The one-of-a-kind 1963 “Batmobile” is going up on the auction block at October’s Vicari Auctions at the Cruisin’ the Coast event in Biloxi, Mississippi. Based on a 1956 Oldsmobile 88 with a 324 Rocket V8 engine, Forrest Robinson began designing and building the car using inspiration from the DC Comics Batmobile of the 1940s and ’50s.
Then 23-year-old Robinson worked with his friend Len Perham to construct the Batmobile in the family farm’s barn in Walpole, New Hampshire. They used chicken wire, burlap bags, molding plaster, and plywood to create the custom fiberglass body, which featured a bat-nosed front end, sliding pocket doors, and a prominent rear dorsal fin.
They completed the two-seater in 1963, three years before the completion of the George Barris–designed Batmobile. Coated in just white primer, it measured more than 6.5 feet wide and 16.5 feet long. Robinson had the idea of a glass-domed roof for the car, but it never happened when the U.S. Army sent him overseas.
When Robinson returned from his deployment, he rented the car to All Star Dairies and Green Acres Ice Cream as the Batman craze was ramping up. Through late 1966, the car toured eastern U.S. as “Batman’s Batmobile” in the official Batman paint scheme. When Robinson got the car back, he painted it silver and continued driving it until he sold it in 1967 for less than $200. The car was soon left to rust in a field for decades.
In 2008, Bobby Smith of Swanzet, New Hampshire, discovered the Batmobile, and the car changed owners a few times—once to a Chicago car dealership and then to automotive historian George Albright in Florida. The Toy Car Exchange bought the Batmobile in 2013 and had Sacramento’s Mario Borbon of Borbon Fabrications restore the car.

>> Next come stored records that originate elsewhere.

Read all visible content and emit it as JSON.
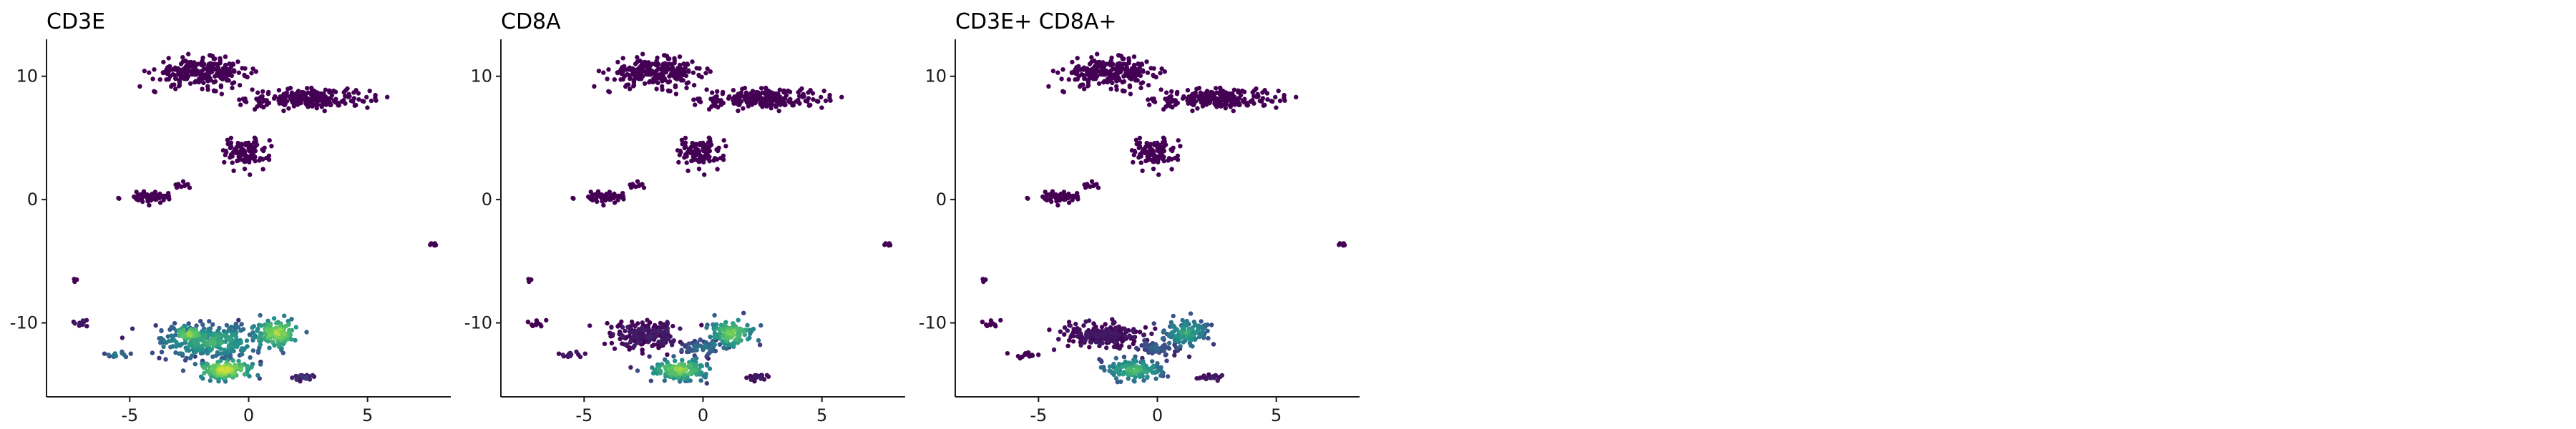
{
  "chart_data": [
    {
      "type": "scatter",
      "title": "CD3E",
      "xlabel": "",
      "ylabel": "",
      "xlim": [
        -8.5,
        8.5
      ],
      "ylim": [
        -16,
        13
      ],
      "xticks": [
        -5,
        0,
        5
      ],
      "yticks": [
        -10,
        0,
        10
      ],
      "grid": false,
      "color_scale": "viridis",
      "clusters": [
        {
          "x": -2.0,
          "y": 10.3,
          "rx": 1.8,
          "ry": 1.0,
          "n": 260,
          "expr": 0.0
        },
        {
          "x": 2.6,
          "y": 8.2,
          "rx": 2.3,
          "ry": 0.7,
          "n": 220,
          "expr": 0.0
        },
        {
          "x": -0.2,
          "y": 3.8,
          "rx": 0.9,
          "ry": 1.1,
          "n": 110,
          "expr": 0.0
        },
        {
          "x": -4.2,
          "y": 0.2,
          "rx": 0.9,
          "ry": 0.4,
          "n": 60,
          "expr": 0.0
        },
        {
          "x": -2.8,
          "y": 1.2,
          "rx": 0.4,
          "ry": 0.3,
          "n": 12,
          "expr": 0.0
        },
        {
          "x": 7.8,
          "y": -3.6,
          "rx": 0.15,
          "ry": 0.2,
          "n": 6,
          "expr": 0.0
        },
        {
          "x": -7.3,
          "y": -6.5,
          "rx": 0.1,
          "ry": 0.2,
          "n": 4,
          "expr": 0.0
        },
        {
          "x": -6.9,
          "y": -10.0,
          "rx": 0.4,
          "ry": 0.3,
          "n": 10,
          "expr": 0.1
        },
        {
          "x": -5.5,
          "y": -12.6,
          "rx": 0.5,
          "ry": 0.25,
          "n": 14,
          "expr": 0.45
        },
        {
          "x": 2.3,
          "y": -14.4,
          "rx": 0.5,
          "ry": 0.3,
          "n": 22,
          "expr": 0.15
        },
        {
          "x": -1.6,
          "y": -11.5,
          "rx": 2.0,
          "ry": 1.2,
          "n": 300,
          "expr": 0.65
        },
        {
          "x": -1.0,
          "y": -13.8,
          "rx": 1.1,
          "ry": 0.8,
          "n": 140,
          "expr": 0.95
        },
        {
          "x": 1.2,
          "y": -10.8,
          "rx": 0.9,
          "ry": 1.1,
          "n": 120,
          "expr": 0.9
        },
        {
          "x": -2.5,
          "y": -10.9,
          "rx": 0.7,
          "ry": 0.6,
          "n": 60,
          "expr": 0.85
        }
      ]
    },
    {
      "type": "scatter",
      "title": "CD8A",
      "xlabel": "",
      "ylabel": "",
      "xlim": [
        -8.5,
        8.5
      ],
      "ylim": [
        -16,
        13
      ],
      "xticks": [
        -5,
        0,
        5
      ],
      "yticks": [
        -10,
        0,
        10
      ],
      "grid": false,
      "color_scale": "viridis",
      "clusters": [
        {
          "x": -2.0,
          "y": 10.3,
          "rx": 1.8,
          "ry": 1.0,
          "n": 260,
          "expr": 0.0
        },
        {
          "x": 2.6,
          "y": 8.2,
          "rx": 2.3,
          "ry": 0.7,
          "n": 220,
          "expr": 0.0
        },
        {
          "x": -0.2,
          "y": 3.8,
          "rx": 0.9,
          "ry": 1.1,
          "n": 110,
          "expr": 0.0
        },
        {
          "x": -4.2,
          "y": 0.2,
          "rx": 0.9,
          "ry": 0.4,
          "n": 60,
          "expr": 0.0
        },
        {
          "x": -2.8,
          "y": 1.2,
          "rx": 0.4,
          "ry": 0.3,
          "n": 12,
          "expr": 0.0
        },
        {
          "x": 7.8,
          "y": -3.6,
          "rx": 0.15,
          "ry": 0.2,
          "n": 6,
          "expr": 0.0
        },
        {
          "x": -7.3,
          "y": -6.5,
          "rx": 0.1,
          "ry": 0.2,
          "n": 4,
          "expr": 0.0
        },
        {
          "x": -6.9,
          "y": -10.0,
          "rx": 0.4,
          "ry": 0.3,
          "n": 10,
          "expr": 0.0
        },
        {
          "x": -5.5,
          "y": -12.6,
          "rx": 0.5,
          "ry": 0.25,
          "n": 14,
          "expr": 0.05
        },
        {
          "x": 2.3,
          "y": -14.4,
          "rx": 0.5,
          "ry": 0.3,
          "n": 22,
          "expr": 0.05
        },
        {
          "x": -2.3,
          "y": -11.0,
          "rx": 1.5,
          "ry": 0.9,
          "n": 220,
          "expr": 0.05
        },
        {
          "x": -1.0,
          "y": -13.8,
          "rx": 1.1,
          "ry": 0.8,
          "n": 140,
          "expr": 0.85
        },
        {
          "x": 1.2,
          "y": -10.8,
          "rx": 0.9,
          "ry": 1.1,
          "n": 120,
          "expr": 0.8
        },
        {
          "x": 0.0,
          "y": -12.0,
          "rx": 0.8,
          "ry": 0.6,
          "n": 60,
          "expr": 0.4
        }
      ]
    },
    {
      "type": "scatter",
      "title": "CD3E+ CD8A+",
      "xlabel": "",
      "ylabel": "",
      "xlim": [
        -8.5,
        8.5
      ],
      "ylim": [
        -16,
        13
      ],
      "xticks": [
        -5,
        0,
        5
      ],
      "yticks": [
        -10,
        0,
        10
      ],
      "grid": false,
      "color_scale": "viridis",
      "clusters": [
        {
          "x": -2.0,
          "y": 10.3,
          "rx": 1.8,
          "ry": 1.0,
          "n": 260,
          "expr": 0.0
        },
        {
          "x": 2.6,
          "y": 8.2,
          "rx": 2.3,
          "ry": 0.7,
          "n": 220,
          "expr": 0.0
        },
        {
          "x": -0.2,
          "y": 3.8,
          "rx": 0.9,
          "ry": 1.1,
          "n": 110,
          "expr": 0.0
        },
        {
          "x": -4.2,
          "y": 0.2,
          "rx": 0.9,
          "ry": 0.4,
          "n": 60,
          "expr": 0.0
        },
        {
          "x": -2.8,
          "y": 1.2,
          "rx": 0.4,
          "ry": 0.3,
          "n": 12,
          "expr": 0.0
        },
        {
          "x": 7.8,
          "y": -3.6,
          "rx": 0.15,
          "ry": 0.2,
          "n": 6,
          "expr": 0.0
        },
        {
          "x": -7.3,
          "y": -6.5,
          "rx": 0.1,
          "ry": 0.2,
          "n": 4,
          "expr": 0.0
        },
        {
          "x": -6.9,
          "y": -10.0,
          "rx": 0.4,
          "ry": 0.3,
          "n": 10,
          "expr": 0.0
        },
        {
          "x": -5.5,
          "y": -12.6,
          "rx": 0.5,
          "ry": 0.25,
          "n": 14,
          "expr": 0.0
        },
        {
          "x": 2.3,
          "y": -14.4,
          "rx": 0.5,
          "ry": 0.3,
          "n": 22,
          "expr": 0.05
        },
        {
          "x": -2.3,
          "y": -11.0,
          "rx": 1.5,
          "ry": 0.9,
          "n": 220,
          "expr": 0.03
        },
        {
          "x": -1.0,
          "y": -13.8,
          "rx": 1.1,
          "ry": 0.8,
          "n": 140,
          "expr": 0.7
        },
        {
          "x": 1.2,
          "y": -10.8,
          "rx": 0.9,
          "ry": 1.1,
          "n": 120,
          "expr": 0.6
        },
        {
          "x": 0.0,
          "y": -12.0,
          "rx": 0.8,
          "ry": 0.6,
          "n": 60,
          "expr": 0.3
        }
      ]
    }
  ],
  "colors": {
    "viridis": [
      "#440154",
      "#3b528b",
      "#21918c",
      "#5ec962",
      "#fde725"
    ],
    "axis": "#1a1a1a",
    "background": "#ffffff"
  }
}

The restoration took 11 months, and Borbon managed to keep the original frame, engine, parts, and most of the fiberglass bodywork. Borbon repainted the car black and red and installed whitewall tires.

Forrest Robinson sketched out the two-seater’s design and built the car from scratch. Most of the bodywork, including the sliding pocket doors, was kept intact during its restoration decades later.

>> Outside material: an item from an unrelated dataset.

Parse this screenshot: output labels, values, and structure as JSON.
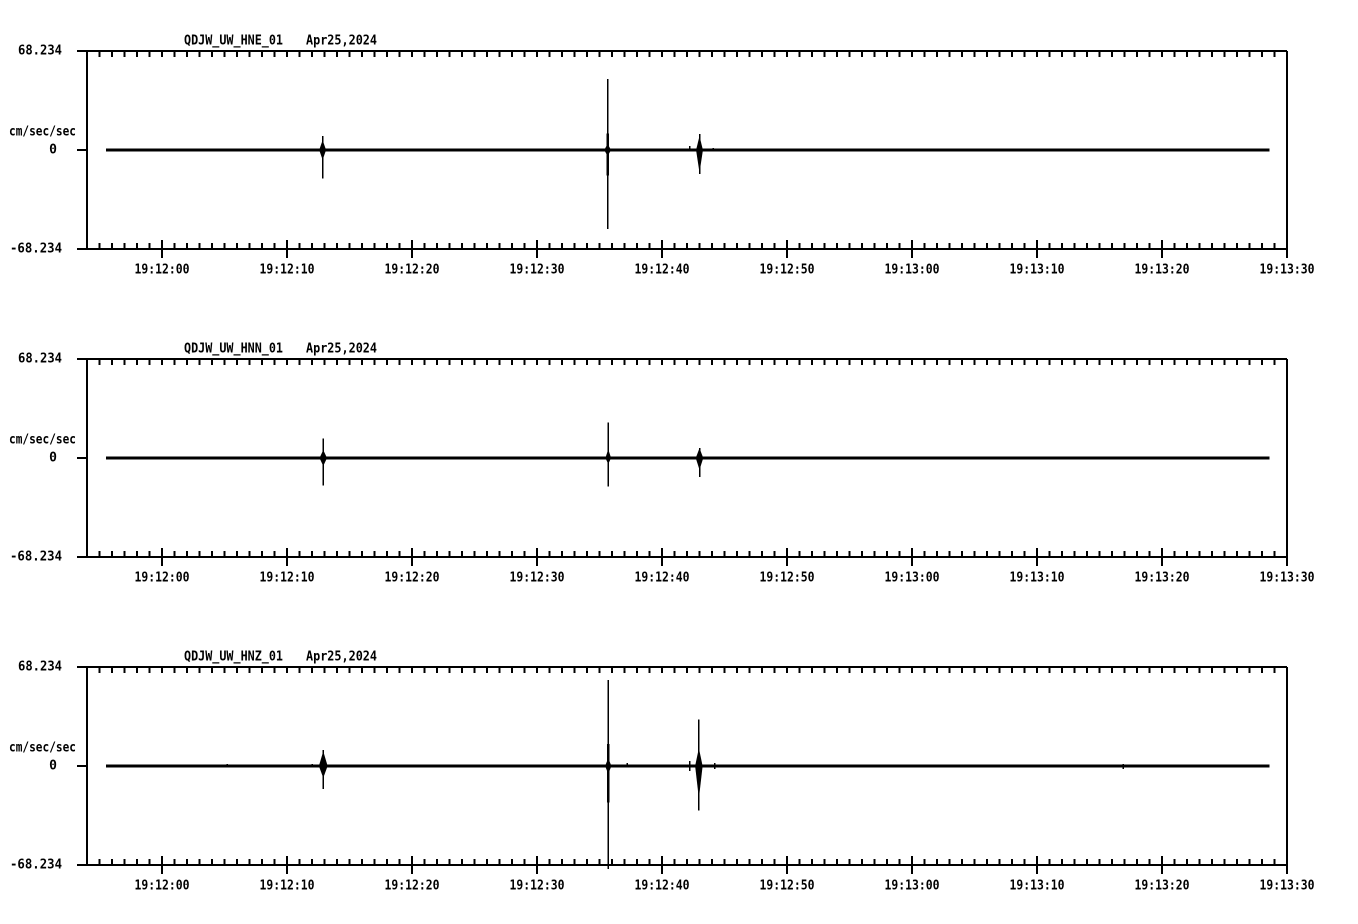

After its restoration, the Batmobile won the handbuilt sports class at the 2014 Sacramento Autorama show, and later that year it joined three other Batmobiles at the Pasadena Car Classic Show.
It went up for sale at the Heritage Auctions in Dallas in December 2014 and sold for a disappointing $137,000; it was expected to sell for half a million. Vicari Auctions displayed the Batmobile at its Nocona, Texas, and New Orleans events earlier this year.